In a pair of Brooklyn Paper Op-Eds opponents to the Sheepshead Bay mosque reassert their criticism of zoning issues, while advocates fight for their right to religious freedom.
But the bigots, with their sensational quotes, still provide the focus for the mainstream media’s reports, and no legitimate conversation can emerge until they’ve been addressed.
“The Muslims have been a part and parcel of various New York communities — including the one in Sheepshead Bay — for a very long time,” writes Ibrahim Anse, the architect for the proposed mosque, in the Brooklyn Paper Op-Ed.
Anse defends the right of local Muslims to build a religious institution, pointing out that this is to serve residents and business owners – not some imagined outside constituency. He also discusses the community’s affiliation with the Muslim American Society, the target of many opponents who say the organization has ties to terrorism:
The Muslim American Society of New York, as an organization, has been around for over a decade, working with local elected officials, interfaith groups and other organizations and agencies. The Muslim American Society worked for more than a decade in the city to make a positive change in the lives of families and youth. It is an incorporated, not-for-profit organization which promotes youth development, charitable work, community service, and that is why Sheepshead Bay decided to affiliate with such an organization.
From the Muslim American Society Youth Center in Bensonhurst, to the mosques in Astoria and the Bronx, to a full-time school in Yonkers, we have been active participants in our communities. The Muslim American Society — along with the other Muslim organizations — raised funds for the Katrina disaster victims, and contributed, on the national level, $1 million for the victims of the Haiti earthquake. The society supports its projects through charitable donations from the local Muslims. Muslims in Sheepshead Bay will be part of those productive actions for the good of the community.
On the other side, Bay People member Alex Tenenbaum explains his personal opposition to any large community center on a residential street. He opposes the construction based on parking, traffic and noise concerns.
This is my home we are talking about! Can you honestly say that you wouldn’t oppose this particular construction? I beg every reader to imagine themselves in my position and please answer the following question: “What would you do?” Please, be honest with yourselves!
But Tenenbaum also seems taken aback by the accusations that he’s a bigot, a label fueled by a slew of media reports that found the crowd at anti-mosque gatherings spewing hateful remarks. Bigotry, he asserts, isn’t at the heart of his opposition:
Proponents of the mosque are trying to convince everyone that our concerns are ungrounded. Moreover, anyone opposing the project is called an “Islamophobe.” That characterization is unfair and very painful.

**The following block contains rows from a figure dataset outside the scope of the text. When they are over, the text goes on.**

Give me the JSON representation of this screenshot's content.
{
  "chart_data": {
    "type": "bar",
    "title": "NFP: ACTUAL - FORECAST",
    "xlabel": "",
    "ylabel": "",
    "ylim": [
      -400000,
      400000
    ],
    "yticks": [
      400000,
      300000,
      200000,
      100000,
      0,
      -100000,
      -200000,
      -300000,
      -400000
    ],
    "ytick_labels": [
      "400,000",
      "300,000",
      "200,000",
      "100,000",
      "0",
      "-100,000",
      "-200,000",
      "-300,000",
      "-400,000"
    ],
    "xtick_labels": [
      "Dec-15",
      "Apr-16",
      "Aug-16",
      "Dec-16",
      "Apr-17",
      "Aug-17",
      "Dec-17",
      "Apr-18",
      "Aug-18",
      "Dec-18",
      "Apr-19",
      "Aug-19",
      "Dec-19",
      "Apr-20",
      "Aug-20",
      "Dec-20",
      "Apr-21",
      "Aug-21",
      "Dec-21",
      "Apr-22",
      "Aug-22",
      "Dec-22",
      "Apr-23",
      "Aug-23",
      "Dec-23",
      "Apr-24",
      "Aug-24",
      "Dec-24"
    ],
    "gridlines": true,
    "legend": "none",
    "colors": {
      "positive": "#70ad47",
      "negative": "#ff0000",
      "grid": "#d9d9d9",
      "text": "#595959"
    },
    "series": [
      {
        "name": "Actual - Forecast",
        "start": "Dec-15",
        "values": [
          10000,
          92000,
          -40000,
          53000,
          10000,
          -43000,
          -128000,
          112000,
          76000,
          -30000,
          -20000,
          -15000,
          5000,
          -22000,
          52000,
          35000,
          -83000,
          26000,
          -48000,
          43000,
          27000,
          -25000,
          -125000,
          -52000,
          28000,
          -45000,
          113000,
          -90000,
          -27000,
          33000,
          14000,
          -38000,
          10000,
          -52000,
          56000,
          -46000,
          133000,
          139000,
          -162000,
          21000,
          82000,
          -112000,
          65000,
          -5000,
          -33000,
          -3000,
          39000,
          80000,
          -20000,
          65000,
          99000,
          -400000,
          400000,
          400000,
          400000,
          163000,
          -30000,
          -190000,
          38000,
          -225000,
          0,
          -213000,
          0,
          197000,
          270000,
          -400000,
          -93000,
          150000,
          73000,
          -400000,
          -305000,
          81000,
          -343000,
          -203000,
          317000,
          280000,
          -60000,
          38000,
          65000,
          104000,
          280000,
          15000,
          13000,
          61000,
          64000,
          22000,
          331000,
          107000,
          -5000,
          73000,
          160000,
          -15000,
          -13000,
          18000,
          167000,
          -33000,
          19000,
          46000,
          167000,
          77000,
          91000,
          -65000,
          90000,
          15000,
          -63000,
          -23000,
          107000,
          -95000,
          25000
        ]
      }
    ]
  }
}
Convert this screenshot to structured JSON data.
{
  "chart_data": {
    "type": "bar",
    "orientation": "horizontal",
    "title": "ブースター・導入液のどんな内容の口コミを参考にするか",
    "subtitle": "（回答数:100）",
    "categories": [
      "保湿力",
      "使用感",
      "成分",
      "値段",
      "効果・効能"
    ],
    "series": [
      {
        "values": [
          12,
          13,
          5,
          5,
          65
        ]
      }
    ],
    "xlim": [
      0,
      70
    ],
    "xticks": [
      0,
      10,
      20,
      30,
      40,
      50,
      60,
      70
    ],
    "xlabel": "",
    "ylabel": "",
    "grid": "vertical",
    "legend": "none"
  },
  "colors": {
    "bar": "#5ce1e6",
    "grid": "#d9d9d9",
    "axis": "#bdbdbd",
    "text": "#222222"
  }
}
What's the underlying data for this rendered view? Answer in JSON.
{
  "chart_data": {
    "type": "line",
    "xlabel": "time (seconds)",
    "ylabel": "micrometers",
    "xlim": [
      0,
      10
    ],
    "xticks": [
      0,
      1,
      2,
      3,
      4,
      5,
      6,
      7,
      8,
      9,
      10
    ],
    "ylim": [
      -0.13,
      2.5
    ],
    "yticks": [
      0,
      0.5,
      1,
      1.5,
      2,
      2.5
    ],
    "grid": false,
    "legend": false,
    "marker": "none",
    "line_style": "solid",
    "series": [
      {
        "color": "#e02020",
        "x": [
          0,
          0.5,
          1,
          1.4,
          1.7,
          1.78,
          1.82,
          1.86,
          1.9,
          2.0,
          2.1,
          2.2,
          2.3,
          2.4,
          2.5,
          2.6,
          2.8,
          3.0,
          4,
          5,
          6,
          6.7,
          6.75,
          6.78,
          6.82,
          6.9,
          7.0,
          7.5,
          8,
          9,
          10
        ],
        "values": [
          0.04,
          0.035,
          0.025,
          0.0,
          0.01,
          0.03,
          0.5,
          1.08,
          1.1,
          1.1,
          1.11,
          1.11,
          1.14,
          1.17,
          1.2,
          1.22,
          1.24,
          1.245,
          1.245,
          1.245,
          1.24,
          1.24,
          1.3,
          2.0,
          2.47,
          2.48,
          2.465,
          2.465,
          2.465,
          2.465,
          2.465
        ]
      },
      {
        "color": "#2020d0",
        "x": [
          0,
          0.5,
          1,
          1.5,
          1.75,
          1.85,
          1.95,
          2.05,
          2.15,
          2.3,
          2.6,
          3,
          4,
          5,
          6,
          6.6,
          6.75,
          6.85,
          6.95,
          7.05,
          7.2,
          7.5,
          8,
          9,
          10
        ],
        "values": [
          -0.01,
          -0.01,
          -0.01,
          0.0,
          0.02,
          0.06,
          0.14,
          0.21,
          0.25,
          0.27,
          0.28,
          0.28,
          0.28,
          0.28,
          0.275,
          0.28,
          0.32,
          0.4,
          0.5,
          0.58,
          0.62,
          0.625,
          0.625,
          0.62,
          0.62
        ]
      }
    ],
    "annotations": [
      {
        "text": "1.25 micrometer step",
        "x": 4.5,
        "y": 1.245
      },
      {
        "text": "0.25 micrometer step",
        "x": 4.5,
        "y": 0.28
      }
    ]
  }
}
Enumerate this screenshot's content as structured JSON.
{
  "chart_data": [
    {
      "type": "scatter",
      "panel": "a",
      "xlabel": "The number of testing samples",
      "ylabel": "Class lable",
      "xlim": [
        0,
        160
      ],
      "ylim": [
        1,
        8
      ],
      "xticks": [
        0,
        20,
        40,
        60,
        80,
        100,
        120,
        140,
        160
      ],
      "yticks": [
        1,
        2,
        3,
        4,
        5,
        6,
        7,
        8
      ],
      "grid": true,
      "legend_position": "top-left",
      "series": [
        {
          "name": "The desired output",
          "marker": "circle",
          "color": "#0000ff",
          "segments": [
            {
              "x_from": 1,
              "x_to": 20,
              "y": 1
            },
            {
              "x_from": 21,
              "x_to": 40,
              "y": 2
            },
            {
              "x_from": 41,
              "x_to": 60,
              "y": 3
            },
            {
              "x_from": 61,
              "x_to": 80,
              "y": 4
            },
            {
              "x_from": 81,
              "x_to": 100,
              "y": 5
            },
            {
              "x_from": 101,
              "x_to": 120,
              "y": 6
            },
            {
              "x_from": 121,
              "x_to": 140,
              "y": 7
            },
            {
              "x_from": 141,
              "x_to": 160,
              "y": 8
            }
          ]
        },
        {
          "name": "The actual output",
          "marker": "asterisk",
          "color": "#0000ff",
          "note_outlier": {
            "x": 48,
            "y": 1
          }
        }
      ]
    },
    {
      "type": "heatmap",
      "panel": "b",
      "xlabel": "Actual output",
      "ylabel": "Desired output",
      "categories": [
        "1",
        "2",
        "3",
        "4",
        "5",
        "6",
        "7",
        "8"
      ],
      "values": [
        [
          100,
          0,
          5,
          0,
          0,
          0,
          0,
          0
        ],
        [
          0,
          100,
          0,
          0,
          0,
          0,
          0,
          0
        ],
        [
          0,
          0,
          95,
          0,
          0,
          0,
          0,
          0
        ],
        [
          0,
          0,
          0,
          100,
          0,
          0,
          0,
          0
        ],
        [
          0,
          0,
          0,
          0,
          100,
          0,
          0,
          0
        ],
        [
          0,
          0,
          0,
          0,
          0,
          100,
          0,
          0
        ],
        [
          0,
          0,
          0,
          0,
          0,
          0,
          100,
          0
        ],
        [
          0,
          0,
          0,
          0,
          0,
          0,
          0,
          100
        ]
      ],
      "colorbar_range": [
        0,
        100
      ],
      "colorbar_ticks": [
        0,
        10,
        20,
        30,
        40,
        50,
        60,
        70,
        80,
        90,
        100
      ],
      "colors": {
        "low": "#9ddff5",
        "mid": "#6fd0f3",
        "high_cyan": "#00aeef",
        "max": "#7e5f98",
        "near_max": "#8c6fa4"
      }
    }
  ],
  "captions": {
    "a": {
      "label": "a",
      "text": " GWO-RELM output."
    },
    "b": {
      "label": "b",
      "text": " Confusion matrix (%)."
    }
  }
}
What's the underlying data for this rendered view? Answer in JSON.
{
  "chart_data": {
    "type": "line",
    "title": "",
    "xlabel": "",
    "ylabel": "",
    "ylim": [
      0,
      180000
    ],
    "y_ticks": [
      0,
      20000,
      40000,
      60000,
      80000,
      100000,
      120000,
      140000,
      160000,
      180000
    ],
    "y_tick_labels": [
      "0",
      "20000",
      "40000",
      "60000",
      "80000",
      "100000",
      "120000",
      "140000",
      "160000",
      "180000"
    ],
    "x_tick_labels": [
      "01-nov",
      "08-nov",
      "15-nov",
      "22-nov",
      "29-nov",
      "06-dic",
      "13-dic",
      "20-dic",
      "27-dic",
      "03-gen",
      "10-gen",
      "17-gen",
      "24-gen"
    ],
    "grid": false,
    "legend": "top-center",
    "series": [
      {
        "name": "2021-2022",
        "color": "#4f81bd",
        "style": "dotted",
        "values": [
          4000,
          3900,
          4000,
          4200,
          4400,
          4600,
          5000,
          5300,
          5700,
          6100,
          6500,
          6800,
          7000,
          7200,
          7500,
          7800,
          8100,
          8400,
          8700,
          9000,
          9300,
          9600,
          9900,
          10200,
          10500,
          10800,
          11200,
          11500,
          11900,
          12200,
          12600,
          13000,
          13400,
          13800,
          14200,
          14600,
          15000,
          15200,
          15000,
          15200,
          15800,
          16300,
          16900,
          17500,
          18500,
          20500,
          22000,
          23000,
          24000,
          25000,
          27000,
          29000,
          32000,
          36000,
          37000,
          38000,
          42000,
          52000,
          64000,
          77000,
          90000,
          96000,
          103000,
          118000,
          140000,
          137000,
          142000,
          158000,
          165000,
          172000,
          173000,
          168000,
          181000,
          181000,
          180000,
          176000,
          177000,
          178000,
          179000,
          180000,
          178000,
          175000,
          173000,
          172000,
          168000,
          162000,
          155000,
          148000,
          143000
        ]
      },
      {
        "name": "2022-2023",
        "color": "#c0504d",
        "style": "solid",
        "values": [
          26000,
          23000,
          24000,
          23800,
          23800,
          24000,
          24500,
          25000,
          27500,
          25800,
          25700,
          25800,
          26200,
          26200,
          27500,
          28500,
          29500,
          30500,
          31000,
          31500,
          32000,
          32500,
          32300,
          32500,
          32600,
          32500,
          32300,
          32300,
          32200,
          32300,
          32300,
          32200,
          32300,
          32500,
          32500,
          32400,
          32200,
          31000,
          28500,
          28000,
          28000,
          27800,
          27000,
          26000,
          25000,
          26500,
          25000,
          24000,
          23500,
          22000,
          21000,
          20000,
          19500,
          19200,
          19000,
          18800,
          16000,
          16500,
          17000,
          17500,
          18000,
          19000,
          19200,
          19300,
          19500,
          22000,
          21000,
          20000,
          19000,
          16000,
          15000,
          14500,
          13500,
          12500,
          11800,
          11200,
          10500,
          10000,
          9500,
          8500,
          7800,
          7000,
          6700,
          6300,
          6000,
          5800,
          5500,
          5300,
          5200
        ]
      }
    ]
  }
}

I would oppose any type of large building, synagogue, church, mosque, or any other non-religious structure that would threaten to destroy my family’s right to quietly use and enjoy our property.
We will protect our rights and we will make sure our American dreams and our quality of life are not sacrificed on the altar of political correctness.
Tenenbaum was one of the first people Sheepshead Bites spoke to about the mosque, way back before the story had surfaced. We can vouch that his opposition has remained consistently against zoning issues. Anse, too, has been a helpful source in shaping our stories.
But, as we’ve written before, there are more than two sides to this story. Too many people oppose the mosque for the wrong reason. These Op-Eds show a rational conversation, but as we, and many other reporters found, there is an overwhelming sense of bigotry and hatred emanating from the opposition. And the damage caused by those hatemongers has not only undermined Bay People and those who oppose it for zoning issues, but it has branded the entire neighborhood as racist and unwelcoming.
Just as marking all Muslims as terrorists is wrong, labeling all those who oppose the mosque as “Islamophobes” is equally wrong. Tenenbaum does not strike me as a hateful person. He is no Islamophobe.
But that villainous and vocal segment, filled of hate and ignorance, do need to be rooted out of the debate, and they need to be told in no uncertain terms that they’re wrong.
Until then, the legitimate arguments against the mosque will fall on deaf ears, and those for the mosque will focus on battling prejudice. That’s a poor playing field for finding a compromise befitting our great and welcoming community.